One-hot encoding is a method used to convert categorical data into a format that can be provided to machine learning algorithms to do a better job in prediction.
Let’s create an example DataFrame with some categorical features.
import pandas as pd
# Creating example data
data = {'Name': ['John', 'Mike', 'Sara'],
'Gender': ['Male', 'Male', 'Female'],
'Country': ['USA', 'Canada', 'Australia']}
# Create DataFrame
df = pd.DataFrame(data)
# Display the DataFrame
print(df)
## Name Gender Country
## 0 John Male USA
## 1 Mike Male Canada
## 2 Sara Female Australia
We will use Pandas to perform one-hot encoding on the ‘Gender’ and ‘Country’ columns.
# Perform one-hot encoding
encoded_df = pd.get_dummies(df, columns=['Gender', 'Country'])
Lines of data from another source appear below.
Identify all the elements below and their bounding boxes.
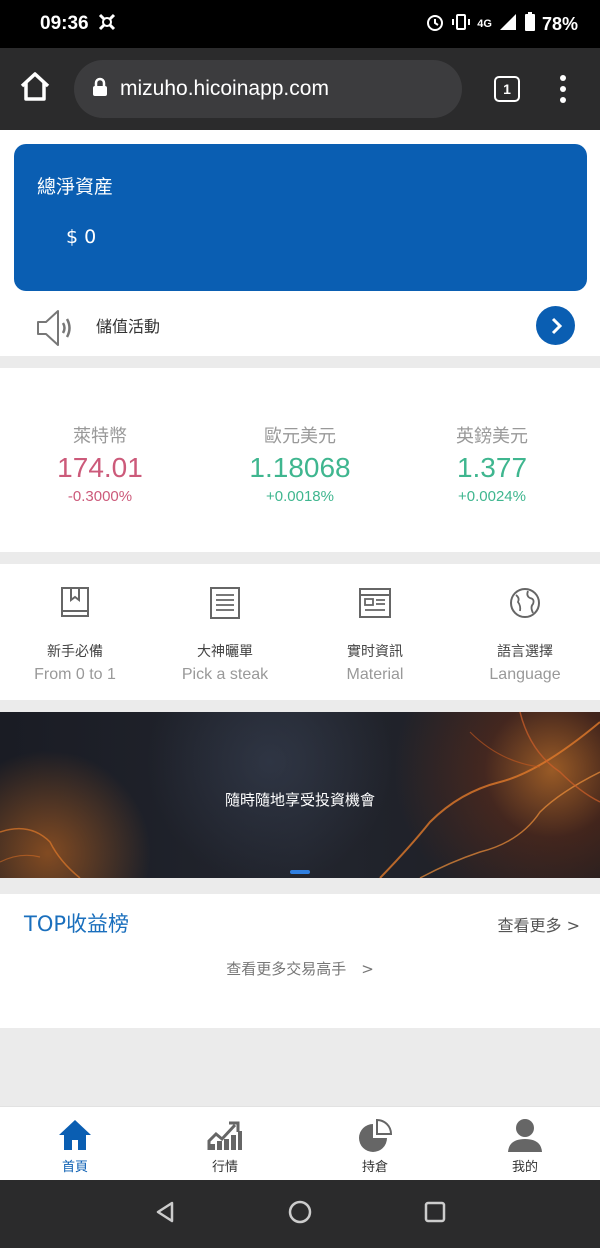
browser-menu-button[interactable] [560, 75, 566, 103]
menu-live-news[interactable]: 實时資訊 Material [300, 564, 450, 700]
speaker-icon [34, 306, 78, 354]
menu-expert-trades[interactable]: 大神曬單 Pick a steak [150, 564, 300, 700]
system-navigation-bar [0, 1180, 600, 1248]
top-earnings-title: TOP收益榜 [24, 912, 130, 936]
home-nav-button[interactable] [287, 1199, 313, 1229]
tab-label: 行情 [211, 1160, 238, 1175]
menu-label-en: Material [346, 666, 404, 683]
carousel-indicator[interactable] [290, 870, 310, 874]
see-more-link[interactable]: 查看更多 > [498, 912, 581, 936]
url-text: mizuho.hicoinapp.com [120, 77, 329, 100]
status-bar: 09:36 4G 78% [0, 0, 600, 48]
deposit-promo-label: 儲值活動 [96, 317, 161, 336]
alarm-icon [425, 12, 445, 36]
quote-change: -0.3000% [67, 488, 133, 505]
quote-change: +0.0018% [266, 488, 334, 505]
tab-label: 首頁 [61, 1160, 88, 1175]
user-icon [450, 1117, 600, 1153]
pie-chart-icon [300, 1117, 450, 1153]
news-icon [300, 586, 450, 624]
quote-price: 1.377 [456, 452, 528, 483]
see-more-traders-link[interactable]: 查看更多交易高手 > [0, 958, 600, 979]
menu-label-cn: 語言選擇 [497, 644, 553, 660]
menu-label-cn: 大神曬單 [197, 644, 253, 660]
quote-price: 1.18068 [249, 452, 351, 483]
menu-label-en: Language [489, 666, 561, 683]
quote-name: 歐元美元 [264, 426, 336, 447]
quote-name: 萊特幣 [73, 426, 127, 447]
app-notification-icon [97, 12, 117, 36]
globe-icon [450, 586, 600, 624]
asset-title: 總淨資産 [37, 176, 114, 198]
quotes-section: 萊特幣 174.01 -0.3000% 歐元美元 1.18068 +0.0018… [0, 368, 600, 552]
book-icon [0, 586, 150, 624]
quote-change: +0.0024% [458, 488, 526, 505]
vibrate-icon [451, 12, 471, 36]
tab-switcher-button[interactable]: 1 [494, 76, 520, 102]
menu-label-en: From 0 to 1 [34, 666, 116, 683]
home-icon [0, 1117, 150, 1153]
chevron-right-icon[interactable] [536, 306, 575, 345]
quote-name: 英鎊美元 [456, 426, 528, 447]
status-time: 09:36 [40, 13, 89, 34]
tab-holdings[interactable]: 持倉 [300, 1107, 450, 1180]
back-button[interactable] [153, 1200, 177, 1228]
quote-item[interactable]: 歐元美元 1.18068 +0.0018% [200, 422, 400, 505]
tab-label: 我的 [511, 1160, 538, 1175]
menu-label-cn: 新手必備 [47, 644, 103, 660]
home-button[interactable] [16, 68, 54, 110]
quote-item[interactable]: 英鎊美元 1.377 +0.0024% [392, 422, 592, 505]
market-chart-icon [150, 1117, 300, 1153]
net-asset-card: 總淨資産 $ 0 [14, 144, 587, 291]
browser-toolbar: mizuho.hicoinapp.com 1 [0, 48, 600, 130]
deposit-promo-row[interactable]: 儲值活動 [0, 300, 600, 356]
address-bar[interactable]: mizuho.hicoinapp.com [74, 60, 462, 118]
banner-text: 隨時隨地享受投資機會 [224, 791, 375, 809]
asset-value: $ 0 [66, 226, 97, 248]
quote-price: 174.01 [57, 452, 143, 483]
tab-market[interactable]: 行情 [150, 1107, 300, 1180]
menu-label-en: Pick a steak [181, 666, 269, 683]
menu-label-cn: 實时資訊 [347, 644, 403, 660]
lock-icon [92, 77, 108, 101]
feature-menu: 新手必備 From 0 to 1 大神曬單 Pick a steak 實时資訊 … [0, 564, 600, 700]
battery-icon [524, 12, 536, 36]
asset-section: 總淨資産 $ 0 儲值活動 [0, 130, 600, 356]
signal-icon [498, 12, 518, 36]
menu-beginner-guide[interactable]: 新手必備 From 0 to 1 [0, 564, 150, 700]
top-earnings-section: TOP收益榜 查看更多 > 查看更多交易高手 > [0, 894, 600, 1028]
quote-item[interactable]: 萊特幣 174.01 -0.3000% [0, 422, 200, 505]
battery-level: 78% [541, 13, 578, 34]
tab-label: 持倉 [361, 1160, 388, 1175]
bottom-tab-bar: 首頁 行情 持倉 我的 [0, 1106, 600, 1180]
network-type: 4G [477, 18, 492, 30]
list-icon [150, 586, 300, 624]
tab-profile[interactable]: 我的 [450, 1107, 600, 1180]
recents-button[interactable] [423, 1200, 447, 1228]
promo-banner[interactable]: 隨時隨地享受投資機會 [0, 712, 600, 878]
tab-home[interactable]: 首頁 [0, 1107, 150, 1180]
menu-language[interactable]: 語言選擇 Language [450, 564, 600, 700]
# Display the encoded DataFrame
print(encoded_df)
## Name Gender_Female ... Country_Canada Country_USA
## 0 John 0 ... 0 1
## 1 Mike 0 ... 1 0
## 2 Sara 1 ... 0 0
##
## [3 rows x 6 columns]
We have successfully performed one-hot encoding on categorical columns using Pandas in Python. This encoded data can now be easily used for training machine learning models.